Re: parameter passing: Passing the object as a first parameter to each
of the event handling functions is an excellant idea. As well as all of
the numbers fromthe event message itself. We need to allow a Win32::GUI
program all the power of the C program. There is a compatibility issue
here. Neither the OEM nor NEM models pass such a parameter at present.
So we can either figure out ways of passing the parameter that isn't
"clean", but is compatible, and new or modified functions can access the
appropriate object, or we need to define UEM (unified event model) which
has the object, and can provide compatible interfaces for existing OEM
and NEM functions. I think the latter is relatively straightforword:
the UEM provides a new interface for UEM-aware functions, and provides
the old interfaces for NEM-aware functions (and a compatibility layer to
call that code, and convert the parameters), and converts pre-existing
OEM functions to NEM functions (with the same, or perhaps with a
slightly different compatibility layer). The only thing
Re: performance: we won't want to see a C/Perl transition on EVERY mouse
move, for performance reasons. Perhaps we need to define a clean way
for defining UEM functions in either Perl, or C? And if the function is
defined in C, there needs to be a way to call it from C without hopping
through Perl. But there also needs to be a way of calling it from Perl,
in case it is overridden by Perl code, that wants to augment the
previous function by doing something, calling the previous function,
doing some more, and then returning. This could be a bit tricky. Maybe
it can be defined away somehow, but the ability to override and augment
the existing functions is important for me. But I'm not sure it is all
that important for the functions which need speed. So if there is not a
universal way to do this, perhaps some restrictions on what functions
may and may not be defined using C is OK.
Re: documentation: What this project doesn't need, is any more
undocumented capabilities. The greatest feature in the world is totally
useless if no one can figure it out. And there are lots of great
features in Win32::GUI that very few people could figure out. Having
all the documentation on sourceforge would help. And maybe wiki's are
the next greatest thing, but the use of too many different types of
technology can prevent a steep learning curve for potential
contributors. Erick's existing Win32::GUI Documentation project suffers
from the inability of contributers to figure out how to contribute, even
with help from Erick.

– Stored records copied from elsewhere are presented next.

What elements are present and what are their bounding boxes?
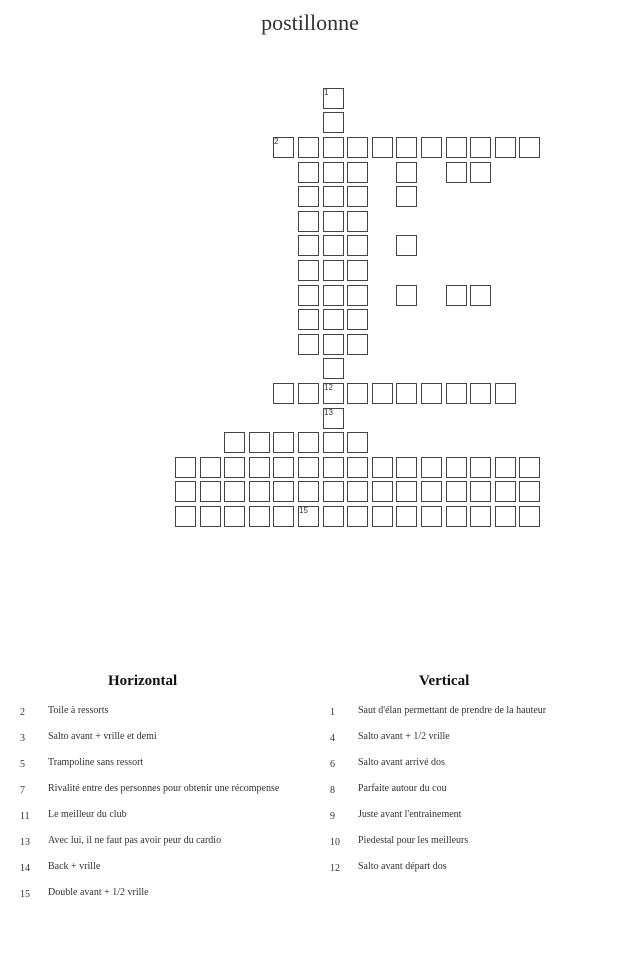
crossword-cell[interactable] (323, 260, 344, 281)
crossword-cell[interactable] (347, 334, 368, 355)
crossword-cell[interactable] (470, 506, 491, 527)
cell-number: 12 (324, 383, 333, 392)
crossword-cell[interactable] (347, 235, 368, 256)
cell-number: 15 (299, 506, 308, 515)
clue-number: 3 (20, 733, 25, 744)
clue-number: 12 (330, 863, 340, 874)
crossword-cell[interactable] (273, 432, 294, 453)
crossword-cell[interactable] (470, 285, 491, 306)
clue-row (330, 729, 620, 746)
clue-text: Parfaite autour du cou (358, 783, 447, 794)
crossword-cell[interactable] (396, 285, 417, 306)
crossword-cell[interactable] (298, 186, 319, 207)
clue-number: 6 (330, 759, 335, 770)
crossword-cell[interactable] (323, 309, 344, 330)
crossword-cell[interactable] (200, 481, 221, 502)
crossword-cell[interactable] (470, 137, 491, 158)
crossword-cell[interactable] (323, 162, 344, 183)
clue-row (20, 729, 310, 746)
crossword-cell[interactable] (347, 506, 368, 527)
crossword-cell[interactable] (298, 162, 319, 183)
crossword-cell[interactable] (298, 260, 319, 281)
clue-row (330, 755, 620, 772)
clue-text: Saut d'élan permettant de prendre de la hauteur (358, 705, 547, 716)
horizontal-heading: Horizontal (108, 673, 178, 689)
clue-row (20, 781, 310, 798)
crossword-cell[interactable] (470, 457, 491, 478)
clue-number: 4 (330, 733, 335, 744)
crossword-cell[interactable] (175, 506, 196, 527)
crossword-cell[interactable] (396, 383, 417, 404)
crossword-cell[interactable] (347, 457, 368, 478)
clue-text: Juste avant l'entrainement (358, 809, 462, 820)
crossword-cell[interactable] (200, 457, 221, 478)
crossword-cell[interactable] (446, 383, 467, 404)
clue-text: Trampoline sans ressort (48, 757, 144, 768)
clue-row (20, 703, 310, 720)
crossword-cell[interactable] (273, 506, 294, 527)
crossword-cell[interactable] (224, 481, 245, 502)
crossword-cell[interactable] (298, 211, 319, 232)
clue-number: 9 (330, 811, 335, 822)
crossword-cell[interactable] (323, 88, 344, 109)
crossword-cell[interactable] (249, 457, 270, 478)
crossword-cell[interactable] (372, 383, 393, 404)
clue-number: 2 (20, 707, 25, 718)
crossword-cell[interactable] (323, 112, 344, 133)
crossword-cell[interactable] (298, 137, 319, 158)
crossword-cell[interactable] (396, 162, 417, 183)
crossword-cell[interactable] (175, 457, 196, 478)
clue-text: Salto avant départ dos (358, 861, 447, 872)
crossword-cell[interactable] (249, 432, 270, 453)
crossword-cell[interactable] (298, 506, 319, 527)
crossword-cell[interactable] (323, 358, 344, 379)
crossword-cell[interactable] (421, 137, 442, 158)
crossword-cell[interactable] (298, 285, 319, 306)
crossword-cell[interactable] (298, 334, 319, 355)
crossword-cell[interactable] (446, 162, 467, 183)
crossword-cell[interactable] (298, 481, 319, 502)
crossword-cell[interactable] (495, 137, 516, 158)
crossword-cell[interactable] (495, 457, 516, 478)
crossword-cell[interactable] (446, 457, 467, 478)
clue-number: 5 (20, 759, 25, 770)
cell-number: 13 (324, 408, 333, 417)
crossword-cell[interactable] (372, 457, 393, 478)
crossword-cell[interactable] (323, 211, 344, 232)
crossword-cell[interactable] (396, 457, 417, 478)
crossword-cell[interactable] (249, 506, 270, 527)
crossword-cell[interactable] (446, 285, 467, 306)
clue-number: 8 (330, 785, 335, 796)
clue-text: Double avant + 1/2 vrille (48, 887, 149, 898)
clue-number: 1 (330, 707, 335, 718)
crossword-cell[interactable] (519, 481, 540, 502)
crossword-cell[interactable] (323, 432, 344, 453)
crossword-cell[interactable] (396, 506, 417, 527)
crossword-cell[interactable] (495, 383, 516, 404)
crossword-cell[interactable] (323, 186, 344, 207)
clue-number: 10 (330, 837, 340, 848)
crossword-cell[interactable] (446, 137, 467, 158)
clue-text: Salto avant arrivé dos (358, 757, 445, 768)
crossword-cell[interactable] (273, 481, 294, 502)
crossword-cell[interactable] (298, 309, 319, 330)
clue-row (20, 833, 310, 850)
clue-number: 14 (20, 863, 30, 874)
crossword-cell[interactable] (421, 383, 442, 404)
crossword-cell[interactable] (495, 506, 516, 527)
crossword-cell[interactable] (323, 408, 344, 429)
crossword-cell[interactable] (347, 285, 368, 306)
crossword-cell[interactable] (470, 383, 491, 404)
clue-row (330, 703, 620, 720)
crossword-cell[interactable] (421, 481, 442, 502)
crossword-cell[interactable] (323, 235, 344, 256)
crossword-cell[interactable] (224, 506, 245, 527)
crossword-cell[interactable] (519, 506, 540, 527)
cell-number: 1 (324, 88, 329, 97)
crossword-cell[interactable] (396, 186, 417, 207)
crossword-cell[interactable] (323, 481, 344, 502)
crossword-cell[interactable] (421, 457, 442, 478)
crossword-cell[interactable] (298, 383, 319, 404)
crossword-cell[interactable] (372, 481, 393, 502)
crossword-cell[interactable] (323, 457, 344, 478)
crossword-cell[interactable] (347, 309, 368, 330)
crossword-cell[interactable] (273, 137, 294, 158)
clue-number: 11 (20, 811, 30, 822)
crossword-cell[interactable] (175, 481, 196, 502)
crossword-cell[interactable] (323, 137, 344, 158)
clue-row (330, 781, 620, 798)
clue-text: Back + vrille (48, 861, 101, 872)
crossword-cell[interactable] (298, 457, 319, 478)
crossword-cell[interactable] (347, 186, 368, 207)
clue-text: Avec lui, il ne faut pas avoir peur du cardio (48, 835, 222, 846)
crossword-cell[interactable] (470, 162, 491, 183)
crossword-cell[interactable] (372, 137, 393, 158)
crossword-cell[interactable] (273, 457, 294, 478)
crossword-cell[interactable] (323, 506, 344, 527)
crossword-cell[interactable] (224, 432, 245, 453)
clue-number: 7 (20, 785, 25, 796)
page-title: postillonne (261, 10, 359, 35)
horizontal-clue-list (20, 703, 310, 911)
crossword-cell[interactable] (446, 506, 467, 527)
clue-row (330, 859, 620, 876)
clue-number: 13 (20, 837, 30, 848)
crossword-cell[interactable] (323, 334, 344, 355)
crossword-cell[interactable] (372, 506, 393, 527)
crossword-cell[interactable] (396, 481, 417, 502)
crossword-cell[interactable] (273, 383, 294, 404)
cell-number: 2 (274, 137, 279, 146)
crossword-cell[interactable] (519, 137, 540, 158)
crossword-cell[interactable] (323, 383, 344, 404)
crossword-cell[interactable] (298, 235, 319, 256)
clue-text: Salto avant + 1/2 vrille (358, 731, 450, 742)
clue-text: Rivalité entre des personnes pour obtenir une récompense (48, 783, 280, 794)
crossword-cell[interactable] (421, 506, 442, 527)
crossword-cell[interactable] (347, 162, 368, 183)
clue-row (20, 755, 310, 772)
crossword-cell[interactable] (347, 260, 368, 281)
clue-row (20, 859, 310, 876)
clue-text: Salto avant + vrille et demi (48, 731, 157, 742)
clue-row (20, 885, 310, 902)
vertical-heading: Vertical (419, 673, 470, 689)
clue-row (20, 807, 310, 824)
crossword-cell[interactable] (495, 481, 516, 502)
crossword-cell[interactable] (347, 432, 368, 453)
crossword-cell[interactable] (224, 457, 245, 478)
crossword-cell[interactable] (396, 235, 417, 256)
crossword-cell[interactable] (347, 137, 368, 158)
crossword-cell[interactable] (200, 506, 221, 527)
vertical-clue-list (330, 703, 620, 885)
crossword-cell[interactable] (470, 481, 491, 502)
crossword-cell[interactable] (446, 481, 467, 502)
crossword-cell[interactable] (298, 432, 319, 453)
clue-row (330, 807, 620, 824)
crossword-cell[interactable] (347, 383, 368, 404)
crossword-cell[interactable] (347, 481, 368, 502)
clue-number: 15 (20, 889, 30, 900)
crossword-cell[interactable] (323, 285, 344, 306)
clue-text: Toile à ressorts (48, 705, 109, 716)
crossword-cell[interactable] (396, 137, 417, 158)
crossword-cell[interactable] (249, 481, 270, 502)
clue-text: Piedestal pour les meilleurs (358, 835, 469, 846)
clue-row (330, 833, 620, 850)
clue-text: Le meilleur du club (48, 809, 127, 820)
crossword-cell[interactable] (347, 211, 368, 232)
crossword-cell[interactable] (519, 457, 540, 478)
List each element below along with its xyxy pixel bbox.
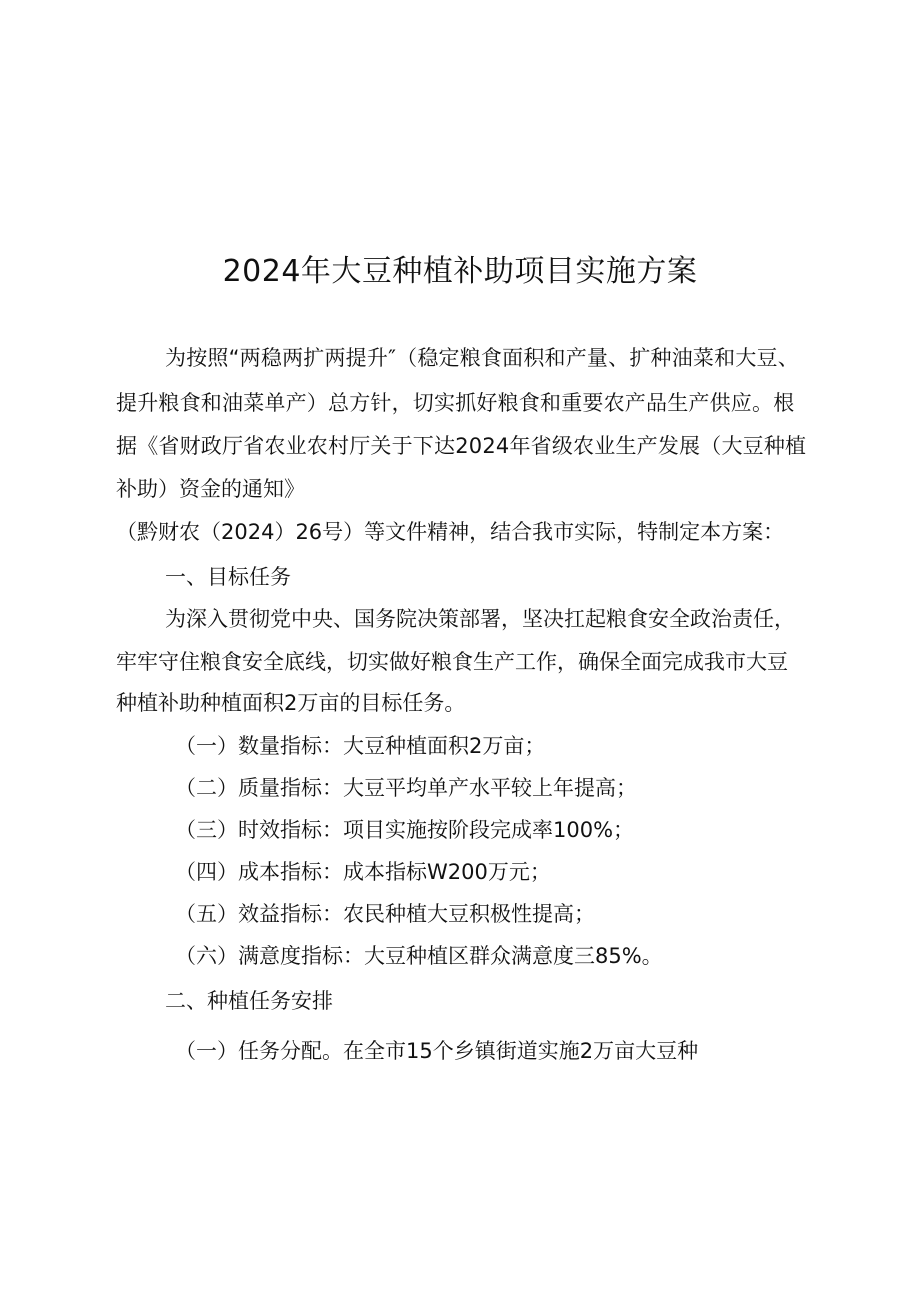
indicator-item: （六）满意度指标：大豆种植区群众满意度三85%。 — [175, 944, 663, 968]
indicator-item: （二）质量指标：大豆平均单产水平较上年提高； — [175, 776, 637, 800]
paragraph-line: （黔财农（2024）26号）等文件精神，结合我市实际，特制定本方案： — [116, 520, 785, 544]
paragraph-line: 提升粮食和油菜单产）总方针，切实抓好粮食和重要农产品生产供应。根 — [116, 391, 795, 415]
paragraph-line: 种植补助种植面积2万亩的目标任务。 — [116, 691, 466, 715]
indicator-item: （五）效益指标：农民种植大豆积极性提高； — [175, 902, 595, 926]
section-heading-goals: 一、目标任务 — [165, 565, 291, 589]
paragraph-line: 补助）资金的通知》 — [116, 477, 305, 501]
indicator-item: （四）成本指标：成本指标W200万元； — [175, 860, 551, 884]
section-heading-planting: 二、种植任务安排 — [165, 989, 333, 1013]
paragraph-line: 牢牢守住粮食安全底线，切实做好粮食生产工作，确保全面完成我市大豆 — [116, 650, 788, 674]
indicator-item: （一）数量指标：大豆种植面积2万亩； — [175, 734, 546, 758]
paragraph-line: 为按照“两稳两扩两提升″（稳定粮食面积和产量、扩种油菜和大豆、 — [165, 346, 799, 370]
document-title: 2024年大豆种植补助项目实施方案 — [222, 254, 698, 289]
paragraph-line: （一）任务分配。在全市15个乡镇街道实施2万亩大豆种 — [175, 1039, 699, 1063]
indicator-item: （三）时效指标：项目实施按阶段完成率100%； — [175, 818, 635, 842]
paragraph-line: 为深入贯彻党中央、国务院决策部署，坚决扛起粮食安全政治责任， — [165, 607, 795, 631]
paragraph-line: 据《省财政厅省农业农村厅关于下达2024年省级农业生产发展（大豆种植 — [116, 434, 807, 458]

No doubt the system works for Erick, but it's
visual cues aren't consistent with the selected operations I attempted,
so it continually convinced me that it wasn't doing what I asked it to
do, before I got far enough to actually do anything. Calling this new
wiki the "Win32::GUI Documentation Project" is somewhat confusing in
light of Erick's existing project. I think it should be called
something else. I'm also not sure that it should be a wiki, vs simply a
collection of CVS controlled POD files, but feel free to convince me or
ignore me, but I would like some insight as to what made you choose to
create a wiki.
--
Glenn -- http://nevcal.com/
===========================
The best part about procrastination is that you are never bored,
because you have all kinds of things that you should be doing.